Your body manufactures insulin after a meal as a way to alert cells that higher levels of glucose are coming soon. The insulin signal attaches to special receptors on the cell surfaces, which respond by causing the cell to turn on its glucosetransporting machinery. Some individuals who suffer from type II diabetes have normal or even elevated levels of insulin in their blood, and normal insulin receptors, but for some reason the binding of insulin to their cell receptors does not turn on the glucose-transporting machinery like it is supposed to do. For 30 years researchers have been trying to figure out why not.

How does insulin act to turn on a normal cell's glucose transporting machinery? Proteins called IRS proteins (the names refer not to tax collectors, but to insulin receptor substrate) snuggle up against the insulin receptor inside the cell. When insulin attaches to the receptor protein, the receptor responds by adding a phosphate group onto the IRS molecules. Like being touched by a red-hot poker, this galvanizes the IRS molecules into action. Dashing about, they activate a variety of processes, including an enzyme that turns on the glucose-transporting machinery.

When the IRS genes are deliberately taken out of action in so-called "knockout” mice, type II diabetes results. Are defects in the genes for IRS proteins responsible for type II diabetes? Probably not. When researchers look for IRS gene mutations in inherited type II diabetes, they don't find them. The IRS genes are normal.

This suggests that in type II diabetes something is interfering with the action of the IRS proteins. What might it be? An estimated 80% of those who develop type II diabetes are obese, a tantalizing clue. Look at the graph. Over the same 16 years that diabetes has undergone its explosive increase, the obesity rate increased from 12% of the U.S. population to 34%.

What is the link between diabetes and obesity? Recent research suggests an answer to this key question. A team of scientists at the University of Pennsylvania School of Medicine had been investigating why a class of drugs called thiazolidinediones (TZDs) helped combat diabetes. They found that TZDs cause the body's cells to use insulin more effectively, and this suggested to them that the TZD drug might be targeting a hormone.

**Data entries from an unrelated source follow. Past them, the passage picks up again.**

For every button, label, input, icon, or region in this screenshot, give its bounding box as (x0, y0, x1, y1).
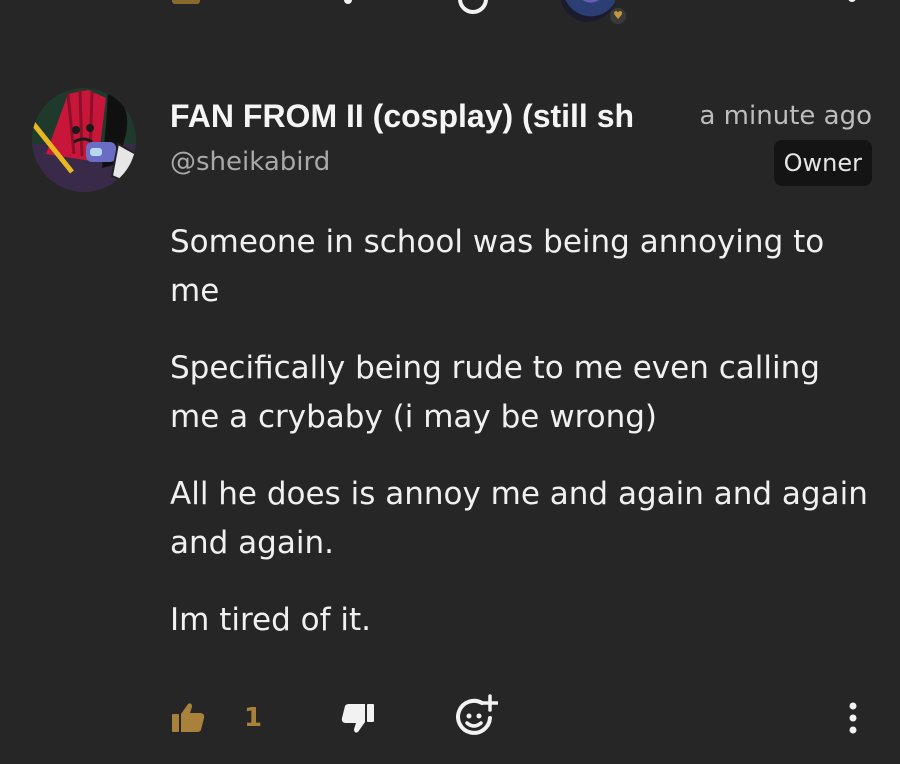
comment-actions: 1 (0, 694, 900, 744)
author-avatar[interactable] (28, 84, 140, 196)
comment-paragraph: Specifically being rude to me even calli… (170, 350, 820, 435)
add-reaction-icon[interactable] (458, 0, 488, 14)
like-count: 1 (244, 703, 263, 733)
thumbs-up-icon (172, 703, 205, 732)
comment-body: Someone in school was being annoying to … (170, 218, 870, 673)
previous-comment-actions: ♥ (0, 0, 900, 30)
thumbs-down-icon[interactable] (344, 0, 352, 4)
comment-paragraph: All he does is annoy me and again and ag… (170, 476, 868, 561)
comment-paragraph: Im tired of it. (170, 602, 371, 638)
comment-timestamp: a minute ago (699, 101, 872, 131)
more-options-button[interactable] (838, 700, 868, 736)
character-avatar-icon (32, 88, 136, 192)
comment-paragraph: Someone in school was being annoying to … (170, 224, 825, 309)
dislike-button[interactable] (340, 700, 376, 736)
role-badge: Owner (773, 140, 872, 186)
thumbs-down-icon (341, 704, 374, 733)
author-handle[interactable]: @sheikabird (170, 144, 330, 180)
thumbs-up-icon[interactable] (172, 0, 200, 4)
like-button[interactable] (170, 700, 206, 736)
reactor-avatar[interactable] (560, 0, 616, 22)
add-reaction-icon (456, 694, 499, 735)
more-vertical-icon[interactable] (848, 0, 856, 2)
heart-icon: ♥ (610, 8, 626, 24)
author-display-name[interactable]: FAN FROM II (cosplay) (still sh (170, 94, 684, 138)
more-vertical-icon (849, 702, 857, 734)
add-reaction-button[interactable] (456, 694, 499, 736)
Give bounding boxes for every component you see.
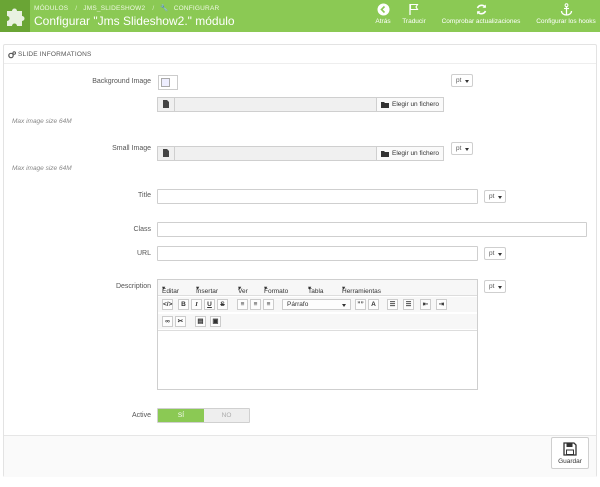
back-button[interactable]: Atrás — [372, 3, 394, 29]
active-toggle[interactable]: SÍ NO — [157, 408, 250, 423]
broken-image-icon — [161, 78, 170, 87]
save-button[interactable]: Guardar — [551, 437, 589, 469]
cogs-icon — [8, 51, 16, 59]
active-label: Active — [131, 412, 151, 419]
file-icon — [158, 98, 175, 111]
editor-toolbar-row-1: </> B I U S ≡ ≡ ≡ Párrafo ”” A ☰ ☰ ⇤ ⇥ — [158, 297, 477, 312]
lang-selector-description[interactable]: pt — [484, 280, 506, 293]
translate-button[interactable]: Traducir — [399, 3, 429, 29]
menu-view[interactable]: Ver ▾ — [238, 284, 248, 295]
bold-button[interactable]: B — [178, 299, 189, 310]
folder-open-icon — [381, 151, 390, 157]
choose-file-button-background[interactable]: Elegir un fichero — [376, 98, 443, 111]
configure-hooks-label: Configurar los hooks — [536, 18, 596, 25]
blockquote-button[interactable]: ”” — [355, 299, 366, 310]
description-label: Description — [115, 283, 151, 290]
title-label: Title — [138, 192, 151, 199]
active-yes-option[interactable]: SÍ — [158, 409, 204, 422]
media-icon[interactable]: ▤ — [195, 316, 206, 327]
breadcrumb-module[interactable]: JMS_SLIDESHOW2 — [83, 5, 145, 12]
breadcrumb-configure: CONFIGURAR — [173, 5, 220, 12]
align-right-icon[interactable]: ≡ — [263, 299, 274, 310]
indent-icon[interactable]: ⇥ — [436, 299, 447, 310]
lang-selector-title[interactable]: pt — [484, 190, 506, 203]
url-input[interactable] — [157, 246, 478, 261]
page-title: Configurar "Jms Slideshow2." módulo — [34, 14, 235, 28]
caret-down-icon — [465, 148, 469, 151]
lang-selector-background[interactable]: pt — [451, 74, 473, 87]
choose-file-button-small[interactable]: Elegir un fichero — [376, 147, 443, 160]
menu-tools[interactable]: Herramientas ▾ — [342, 284, 381, 295]
breadcrumb-modules[interactable]: MÓDULOS — [34, 5, 68, 12]
caret-down-icon — [498, 196, 502, 199]
source-code-button[interactable]: </> — [162, 299, 173, 310]
title-input[interactable] — [157, 189, 478, 204]
unlink-icon[interactable]: ✂ — [175, 316, 186, 327]
block-format-select[interactable]: Párrafo — [282, 299, 351, 310]
caret-down-icon — [498, 253, 502, 256]
lang-selector-small[interactable]: pt — [451, 142, 473, 155]
menu-insert[interactable]: Insertar ▾ — [196, 284, 218, 295]
top-header: MÓDULOS / JMS_SLIDESHOW2/ 🔧 CONFIGURAR Co… — [0, 0, 600, 32]
image-icon[interactable]: ▣ — [210, 316, 221, 327]
italic-button[interactable]: I — [191, 299, 202, 310]
small-file-input[interactable]: Elegir un fichero — [157, 146, 444, 161]
editor-toolbar-row-2: ∞ ✂ ▤ ▣ — [158, 314, 477, 329]
url-label: URL — [136, 250, 151, 257]
panel-title: SLIDE INFORMATIONS — [18, 51, 92, 58]
editor-content-area[interactable] — [158, 330, 477, 389]
translate-label: Traducir — [402, 18, 426, 25]
floppy-disk-icon — [563, 442, 577, 456]
file-icon — [158, 147, 175, 160]
wrench-icon: 🔧 — [160, 5, 169, 12]
anchor-icon — [560, 3, 572, 16]
small-image-label: Small Image — [112, 145, 151, 152]
save-label: Guardar — [558, 458, 582, 465]
numbered-list-icon[interactable]: ☰ — [403, 299, 414, 310]
underline-button[interactable]: U — [204, 299, 215, 310]
caret-down-icon — [465, 80, 469, 83]
rich-text-editor: Editar ▾ Insertar ▾ Ver ▾ Formato ▾ Tabl… — [157, 279, 478, 390]
flag-icon — [408, 3, 418, 15]
bullet-list-icon[interactable]: ☰ — [387, 299, 398, 310]
strikethrough-button[interactable]: S — [217, 299, 228, 310]
text-color-button[interactable]: A — [368, 299, 379, 310]
class-label: Class — [133, 226, 151, 233]
editor-menubar: Editar ▾ Insertar ▾ Ver ▾ Formato ▾ Tabl… — [158, 280, 477, 296]
background-image-label: Background Image — [92, 78, 151, 85]
align-left-icon[interactable]: ≡ — [237, 299, 248, 310]
class-input[interactable] — [157, 222, 587, 237]
breadcrumb: MÓDULOS / JMS_SLIDESHOW2/ 🔧 CONFIGURAR — [34, 5, 220, 12]
menu-format[interactable]: Formato ▾ — [264, 284, 288, 295]
outdent-icon[interactable]: ⇤ — [420, 299, 431, 310]
small-size-hint: Max image size 64M — [12, 165, 72, 172]
puzzle-logo-icon — [0, 0, 30, 32]
panel-heading: SLIDE INFORMATIONS — [4, 45, 596, 64]
align-center-icon[interactable]: ≡ — [250, 299, 261, 310]
lang-selector-url[interactable]: pt — [484, 247, 506, 260]
caret-down-icon — [498, 286, 502, 289]
background-image-preview — [158, 75, 178, 90]
check-updates-button[interactable]: Comprobar actualizaciones — [436, 3, 526, 29]
caret-down-icon — [342, 304, 346, 307]
back-label: Atrás — [375, 18, 391, 25]
configure-hooks-button[interactable]: Configurar los hooks — [533, 3, 599, 29]
link-icon[interactable]: ∞ — [162, 316, 173, 327]
menu-table[interactable]: Tabla ▾ — [308, 284, 324, 295]
panel-footer — [4, 435, 596, 477]
background-size-hint: Max image size 64M — [12, 118, 72, 125]
check-updates-label: Comprobar actualizaciones — [441, 18, 521, 25]
background-file-input[interactable]: Elegir un fichero — [157, 97, 444, 112]
folder-open-icon — [381, 102, 390, 108]
back-arrow-icon — [377, 3, 389, 16]
active-no-option[interactable]: NO — [204, 409, 249, 422]
refresh-icon — [476, 4, 486, 15]
menu-edit[interactable]: Editar ▾ — [162, 284, 179, 295]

The researchers then set out to see if they could find such a hormone in mice. In search of a clue, they started by looking to see which mouse genes were activated or deactivated by TZD. Several were. Examining them, they were able to zero in on the hormone they sought. Dubbed resistin, the hormone is produced by fat cells and prompts tissues to resist insulin. The same resistin gene is present in humans too. The researchers speculate that resistin may have evolved to help the body deal with periods of famine.

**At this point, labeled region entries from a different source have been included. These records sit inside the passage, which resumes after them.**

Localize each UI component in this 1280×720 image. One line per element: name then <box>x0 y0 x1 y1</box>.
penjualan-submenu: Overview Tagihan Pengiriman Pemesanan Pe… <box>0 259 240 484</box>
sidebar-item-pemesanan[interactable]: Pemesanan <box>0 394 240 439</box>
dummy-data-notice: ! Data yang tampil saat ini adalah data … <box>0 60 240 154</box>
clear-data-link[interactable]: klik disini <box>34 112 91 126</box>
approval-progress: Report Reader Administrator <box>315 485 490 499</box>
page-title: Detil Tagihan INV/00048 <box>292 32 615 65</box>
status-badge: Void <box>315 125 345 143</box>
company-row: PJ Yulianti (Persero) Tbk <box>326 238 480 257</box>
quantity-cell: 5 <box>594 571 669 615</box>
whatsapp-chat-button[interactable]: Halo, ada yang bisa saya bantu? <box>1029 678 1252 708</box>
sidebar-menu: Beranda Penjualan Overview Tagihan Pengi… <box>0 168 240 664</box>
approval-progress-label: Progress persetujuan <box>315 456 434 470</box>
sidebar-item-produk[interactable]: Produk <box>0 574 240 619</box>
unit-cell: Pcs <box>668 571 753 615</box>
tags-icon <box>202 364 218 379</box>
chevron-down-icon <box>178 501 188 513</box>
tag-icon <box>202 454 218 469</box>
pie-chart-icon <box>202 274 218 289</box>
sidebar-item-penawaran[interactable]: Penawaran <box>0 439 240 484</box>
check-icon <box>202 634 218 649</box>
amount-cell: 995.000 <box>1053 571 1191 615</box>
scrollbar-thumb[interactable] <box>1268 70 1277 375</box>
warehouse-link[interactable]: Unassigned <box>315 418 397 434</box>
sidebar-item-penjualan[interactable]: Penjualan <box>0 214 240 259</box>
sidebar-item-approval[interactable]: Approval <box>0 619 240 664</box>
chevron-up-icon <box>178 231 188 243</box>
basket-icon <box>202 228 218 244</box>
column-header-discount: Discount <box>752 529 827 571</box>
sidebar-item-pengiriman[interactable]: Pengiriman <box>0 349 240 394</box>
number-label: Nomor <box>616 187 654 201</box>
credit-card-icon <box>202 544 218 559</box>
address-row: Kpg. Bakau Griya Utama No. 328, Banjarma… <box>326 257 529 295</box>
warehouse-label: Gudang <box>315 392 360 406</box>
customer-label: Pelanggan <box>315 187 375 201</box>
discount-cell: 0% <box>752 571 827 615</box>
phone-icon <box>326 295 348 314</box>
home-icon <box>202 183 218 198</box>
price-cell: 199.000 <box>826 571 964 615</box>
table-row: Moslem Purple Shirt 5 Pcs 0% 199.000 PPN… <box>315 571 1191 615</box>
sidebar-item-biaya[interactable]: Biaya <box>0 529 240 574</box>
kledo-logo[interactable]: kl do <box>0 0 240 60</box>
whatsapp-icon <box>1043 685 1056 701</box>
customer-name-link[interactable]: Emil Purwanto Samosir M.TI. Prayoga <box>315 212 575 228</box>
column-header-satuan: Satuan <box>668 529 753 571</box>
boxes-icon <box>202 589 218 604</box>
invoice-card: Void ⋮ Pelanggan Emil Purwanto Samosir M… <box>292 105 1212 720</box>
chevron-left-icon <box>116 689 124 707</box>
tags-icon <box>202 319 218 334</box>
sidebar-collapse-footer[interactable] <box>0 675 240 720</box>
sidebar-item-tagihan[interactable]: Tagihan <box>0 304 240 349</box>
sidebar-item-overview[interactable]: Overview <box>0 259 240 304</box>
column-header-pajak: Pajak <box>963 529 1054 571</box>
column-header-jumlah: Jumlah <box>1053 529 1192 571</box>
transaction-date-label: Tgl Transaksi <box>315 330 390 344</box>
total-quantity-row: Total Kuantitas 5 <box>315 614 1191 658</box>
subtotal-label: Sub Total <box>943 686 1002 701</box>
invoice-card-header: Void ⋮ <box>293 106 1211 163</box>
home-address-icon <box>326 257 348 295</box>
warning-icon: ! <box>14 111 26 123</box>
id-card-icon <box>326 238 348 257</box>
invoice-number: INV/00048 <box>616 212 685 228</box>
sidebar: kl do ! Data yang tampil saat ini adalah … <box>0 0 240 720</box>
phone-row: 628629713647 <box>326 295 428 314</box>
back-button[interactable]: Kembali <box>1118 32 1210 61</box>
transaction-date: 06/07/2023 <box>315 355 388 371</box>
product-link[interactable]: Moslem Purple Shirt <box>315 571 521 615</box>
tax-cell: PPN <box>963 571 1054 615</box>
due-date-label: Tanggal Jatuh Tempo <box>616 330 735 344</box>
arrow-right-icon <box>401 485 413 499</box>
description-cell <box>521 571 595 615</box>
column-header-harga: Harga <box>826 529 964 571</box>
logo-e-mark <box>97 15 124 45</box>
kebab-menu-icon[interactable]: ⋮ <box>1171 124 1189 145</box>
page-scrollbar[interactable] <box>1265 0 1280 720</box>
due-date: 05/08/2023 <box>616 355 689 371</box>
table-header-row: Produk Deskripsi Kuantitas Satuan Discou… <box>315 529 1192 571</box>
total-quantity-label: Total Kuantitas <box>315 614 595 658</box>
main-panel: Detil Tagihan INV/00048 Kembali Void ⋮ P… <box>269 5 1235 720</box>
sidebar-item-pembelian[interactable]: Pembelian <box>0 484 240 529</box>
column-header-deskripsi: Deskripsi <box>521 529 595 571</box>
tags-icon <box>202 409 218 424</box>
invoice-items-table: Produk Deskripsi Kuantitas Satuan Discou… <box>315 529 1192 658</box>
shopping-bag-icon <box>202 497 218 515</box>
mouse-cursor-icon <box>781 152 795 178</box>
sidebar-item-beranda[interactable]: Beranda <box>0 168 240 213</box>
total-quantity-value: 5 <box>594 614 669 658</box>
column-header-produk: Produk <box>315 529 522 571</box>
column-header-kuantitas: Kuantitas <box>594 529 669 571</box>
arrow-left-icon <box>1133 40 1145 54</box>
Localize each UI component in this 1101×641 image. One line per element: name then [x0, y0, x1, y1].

Mice given resistin by the researchers lost much of their ability to take up blood sugar. When given a drug that lowers resistin levels, these mice recovered the lost glucosetransporting ability.

Researchers don't yet know how resistin acts to lower insulin sensitivity, although blocking the action of IRS proteins seems a likely possibility.

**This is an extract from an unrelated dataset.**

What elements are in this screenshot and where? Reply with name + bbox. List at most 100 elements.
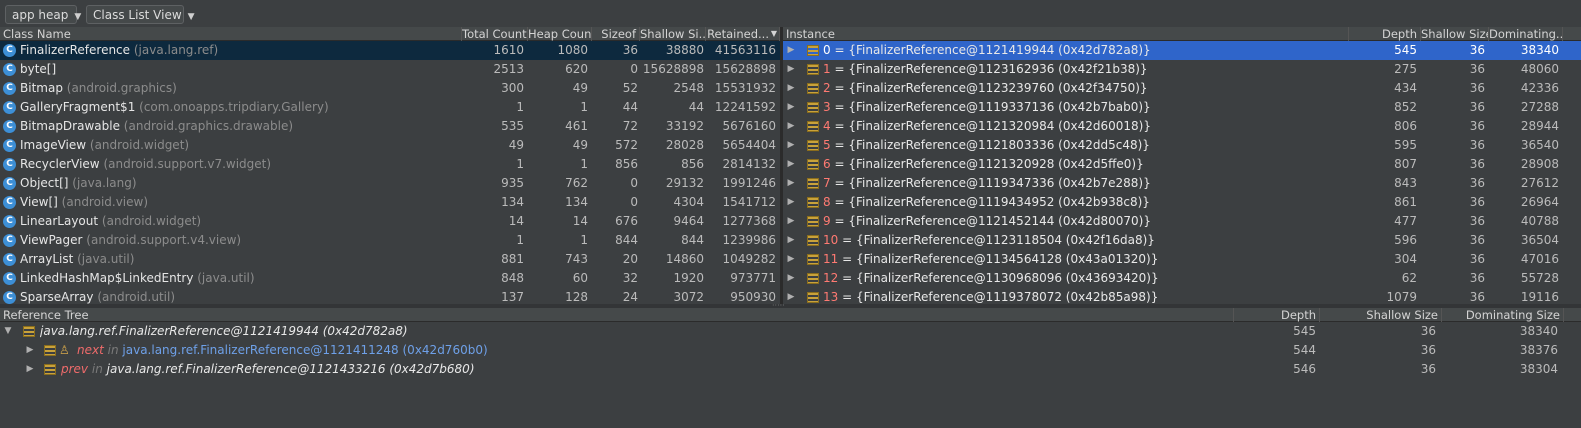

Importantly, dramatically high levels of the hormone were found in mice obese from overeating. Finding this sort of result is like ringing a dinner bell to diabetes researchers.

If obesity is causing high resistin levels in humans, leading to type II diabetes, then resistin-lowering drugs might offer a diabetes cure!

On the scent of something important, resistin researchers are now shifting their efforts from mice to humans. Much needs to be checked, as there are no guarantees that what works in a mouse will do so in the same way in a human. Still, the excitement is tangible.